Ano, zbrodnia to niesłychana, panienka wyrywa torebkę pani. Wczoraj sprawdziłem co znaczy nazwisko sędzi Cabrera. To po hiszpańsku koza. To również hiszpańska wyspa, obecnie niezamieszkana, gdzie więziono 9 tysięcy jeńców francuskich za czasów Napoleona. 2/3 więzionych Francuzów nie przeżyło tej Cabrery. Stąd pewnikiem ta zaciekłość sędzi Cabrery.
https://pch24.pl/patostr…
Ależ skośni są spóźnieni o dekady, Mistrz nad mistrzami słowa mówionego, Jan Tadeusz Stanisławski o alkoholu mówił już w latach prlu...
https://youtu.be/WOE5zKM…
Miałam na myśli raczej wzorce kulturowe niż zbrodnie. Ich rejestr to osobna sprawa. Dla młodych ludzi język jakim mówi Seweryn wydaje się być norma. To słychać na ulicy i w szkołach. Nie tylko język lecz perspektywa intelektualna.
Proszę być konsekwentną i logiczną. Skoro sake twierdzi, że naród chleje po 17 bo tak nauczył Kwaśniewski (a pani to odpowiada, zdaje się) to perspektywa intelektualną dzisiejszej młodzieży jest taka, jaka ich nauczycieli.

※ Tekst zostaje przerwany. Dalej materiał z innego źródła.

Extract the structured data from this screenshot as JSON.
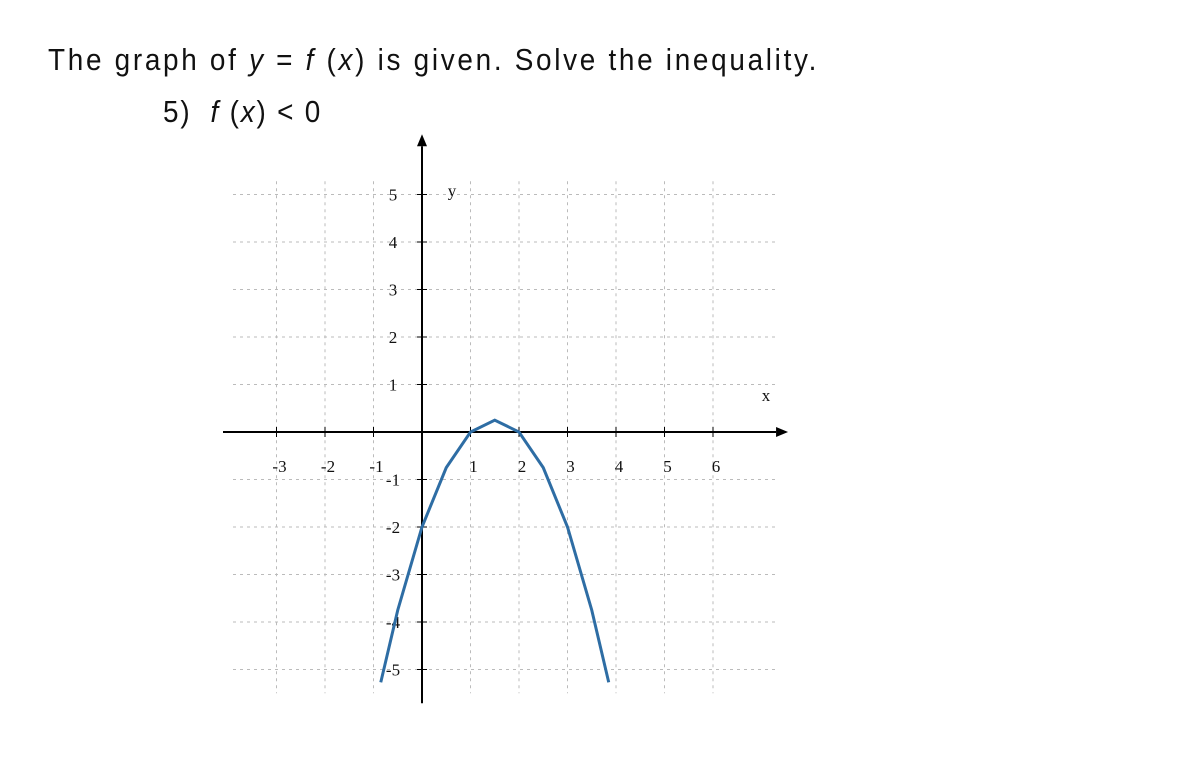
{
  "problem": {
    "intro": [
      {
        "text": "The graph of ",
        "italic": false
      },
      {
        "text": "y",
        "italic": true
      },
      {
        "text": " = ",
        "italic": false
      },
      {
        "text": "f",
        "italic": true
      },
      {
        "text": " (",
        "italic": false
      },
      {
        "text": "x",
        "italic": true
      },
      {
        "text": ") is given. Solve the inequality.",
        "italic": false
      }
    ],
    "item": [
      {
        "text": "5)  ",
        "italic": false
      },
      {
        "text": "f",
        "italic": true
      },
      {
        "text": " (",
        "italic": false
      },
      {
        "text": "x",
        "italic": true
      },
      {
        "text": ") < 0",
        "italic": false
      }
    ]
  },
  "chart_data": {
    "type": "line",
    "x_label": "x",
    "y_label": "y",
    "xlim": [
      -4,
      7.3
    ],
    "ylim": [
      -5.5,
      5.7
    ],
    "xticks": [
      -3,
      -2,
      -1,
      1,
      2,
      3,
      4,
      5,
      6
    ],
    "yticks": [
      -5,
      -4,
      -3,
      -2,
      -1,
      1,
      2,
      3,
      4,
      5
    ],
    "grid": true,
    "x": [
      -0.85,
      -0.5,
      0,
      0.5,
      1,
      1.5,
      2,
      2.5,
      3,
      3.5,
      3.85
    ],
    "series": [
      {
        "color": "#2e6da4",
        "values": [
          -5.27,
          -3.75,
          -2,
          -0.75,
          0,
          0.25,
          0,
          -0.75,
          -2,
          -3.75,
          -5.27
        ]
      }
    ]
  }
}
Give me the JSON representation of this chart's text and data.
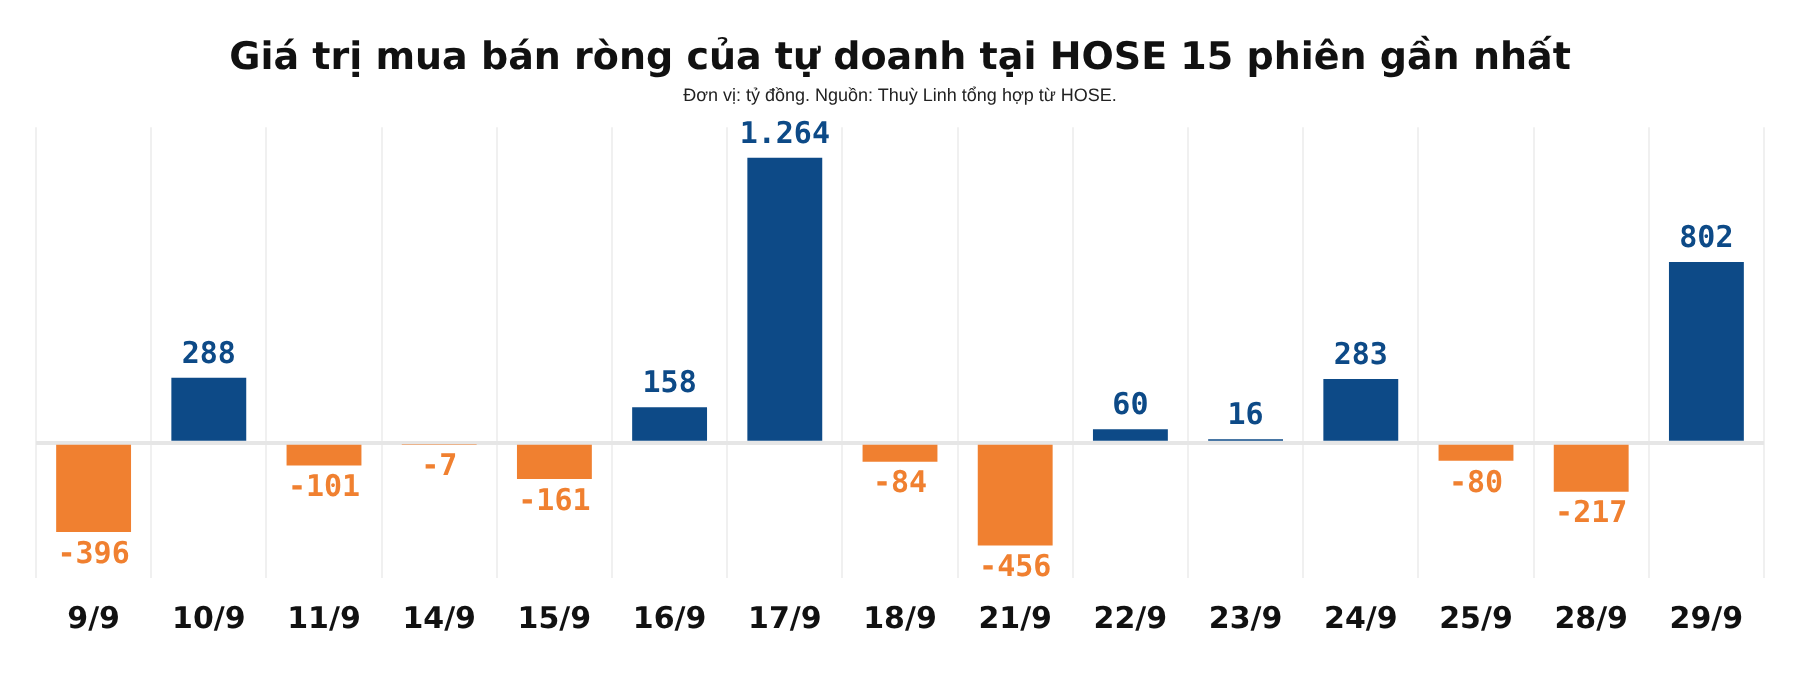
{
  "chart_data": {
    "type": "bar",
    "title": "Giá trị mua bán ròng của tự doanh tại HOSE 15 phiên gần nhất",
    "subtitle": "Đơn vị: tỷ đồng. Nguồn: Thuỳ Linh tổng hợp từ HOSE.",
    "categories": [
      "9/9",
      "10/9",
      "11/9",
      "14/9",
      "15/9",
      "16/9",
      "17/9",
      "18/9",
      "21/9",
      "22/9",
      "23/9",
      "24/9",
      "25/9",
      "28/9",
      "29/9"
    ],
    "values": [
      -396,
      288,
      -101,
      -7,
      -161,
      158,
      1264,
      -84,
      -456,
      60,
      16,
      283,
      -80,
      -217,
      802
    ],
    "colors": [
      "#f08030",
      "#0d4a87",
      "#f08030",
      "#f08030",
      "#f08030",
      "#0d4a87",
      "#0d4a87",
      "#f08030",
      "#f08030",
      "#0d4a87",
      "#0d4a87",
      "#0d4a87",
      "#f08030",
      "#f08030",
      "#0d4a87"
    ],
    "value_labels": [
      "-396",
      "288",
      "-101",
      "-7",
      "-161",
      "158",
      "1.264",
      "-84",
      "-456",
      "60",
      "16",
      "283",
      "-80",
      "-217",
      "802"
    ],
    "grid": "x",
    "legend": false
  }
}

Czyli kwaśniewska.
Zgadza się?
Właśnie to mi nie odpowiada co nie znaczy, że się dziwię.
Zdaje się, że razi Petroniusza w spódnicy z NB to co kryje się za tym symbolem ***** ***.
Ja o tych zbrodniach tak z własnej inicjatywy, bo odnoszę wrażenie, że media jakby chciały zamilczeć cały ciąg zbrodni za rządów Tuska.
Nikt nie pyta Tuska dlaczego było tyle trupów za jego rządów, jak za żadnego wcześniejszego rządu? No chyba, że Bieruta. To niesamowite zjawisko. Załóżmy, że podobna ilość dziwnych śmierci byłaby w czasach rządu J. Kaczyńskiego. Na razie pomijam sprawę nadmiarowych zgonów w czasie fałszywej pandemii.
Media tzw. opozycyjne piałyby od rana do nocy, że to nieudacznik i morderca, albo sługus niemiecko-rosyjsko-żydowski, który pozwala obcym siłom specjalnym wykonywać wyroki śmierci na niewygodnych politykach, naukowcach, szyfrantach, inżynierach, żołnierzach. Korekta - o Mossadzie nie byłoby oczywiście ani słowa.
Zamiast takich poważnych problemów, albo jak tu nauczyć strzelać w tydzień wszystkich, którzy mają siłę posługiwać się bronią, w mediach pojawiają się osobniki, które Pani wymieniła. Już dawno powinniśmy o nich zapomnieć.
Dlatego będę głosować na PO i Tuska by pisiorstwo nie zamieniło Polski w odpowiednik III Rzeszy.
Gazeta Wyborcza i TVN nie jest potrzebne, wystarczy chwila szczerości tych, którzy uważają się z Prawdziwych Polaków.
Nieoficjalna wersja głosi, że postawili mu kapelani, którzy mu towarzyszyli, a że ma słabą wolę i głowę to nie odmówił.
Do plusów dwóch kadencji Ole, Ole, Olka zaliczam wstąpienie do NATO i UE. Do minusów niepodpisanie ustawy reprywatyzacyjnej co doprowadziło do wielu tragedii lokatorskich i panoszenie się mafii reprywatyzacyjnej nie tylko w Warszawie. Największy minus wizerunkowy Ole Ole Olka to jednak przepraszanie w imieniu Polaków za niemiecki mord w Jedwabnem. Tego mu nigdy nie daruję, skurczybykowi jednemu. Wtedy zrozumiałem, ze działa przeciwko Polsce, przeciwko prawdzie historycznej, przeciwko prawu międzynarodowemu.